One of the Haiku writers I’ve been reading, Hiroaki Sato, talks about how in Japanese haiku and tanka are written as a single line poem.
The three lines are a product of translation, and are an interesting discussion about ‘what makes a poem a poem’ and how that can change between cultures and languages.
In English the requirements for poetry have become less rigid over the years, especially in the last 100. Blank verse, free verse, prose poetry are all poems. But the same would not have always been true. Forms exist because there were rules about what made a poem a poem, and line breaks and stanzas were a major part of that.
Rhyme as well was a major piece of English poetry through most of its history, and as such you’ll see some older haiku translations include rhyme (A B A is the most common scheme I’ve seen). Since almost every word in Japanese ends in a vowel, rhyme is not a defining part of Japanese poetry.
So if haiku in Japanese is a single line poem, should it be translated as such? Sato thinks so, and his books have them as a single line.
I’ve been trying to write haiku, and have started writing them as a single line after reading Sato, and it works well for composition.
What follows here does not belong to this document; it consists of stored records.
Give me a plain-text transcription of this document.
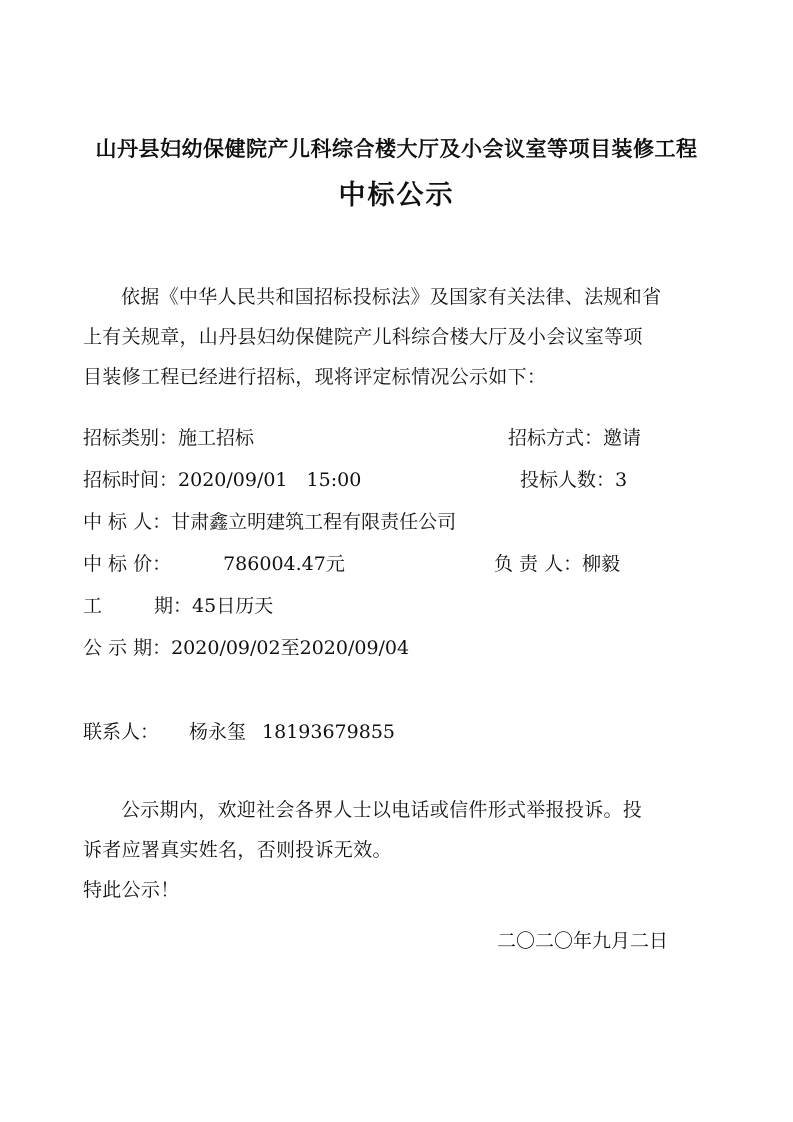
山丹县妇幼保健院产儿科综合楼大厅及小会议室等项目装修工程
中标公示
依据《中华人民共和国招标投标法》及国家有关法律、法规和省
上有关规章，山丹县妇幼保健院产儿科综合楼大厅及小会议室等项
目装修工程已经进行招标，现将评定标情况公示如下：
招标类别：施工招标	招标方式：邀请
招标时间：2020/09/01　15:00	投标人数：3
中 标 人：甘肃鑫立明建筑工程有限责任公司
中 标 价：	786004.47元	负 责 人：柳毅
工	期：45日历天
公 示 期：2020/09/02至2020/09/04
联系人： 杨永玺 18193679855
公示期内，欢迎社会各界人士以电话或信件形式举报投诉。投
诉者应署真实姓名，否则投诉无效。
特此公示！
二〇二〇年九月二日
One of the principles of haiku that I’ve been working on is the poem is two parts. Usually this falls at a line break in translation, but that is not a requirement. By composing in a single line I can worry more about having the parts, independent of the line breaks, which impose an artificial constraint.
The other thing it does is it removes the initial urge to be rigid about the syllable count. (And yes, there is another translation discussion about English syllables and Japanese ‘sounds’ to be had)
For example, if a poem has 17 syllables, but you would have to beak a word to have a 5-7-5 line break, did you succeed? More importantly, would you have even picked that word if you were forcing yourself to have the line breaks?
For a constrained form, removing some of those constraints during composition, pushing them to editing, has helped. Because a haiku isn’t a 17 syllable poem, 5-7-5; it is a comparison of two things with a turn and seasonal word that has a syllabic constraint.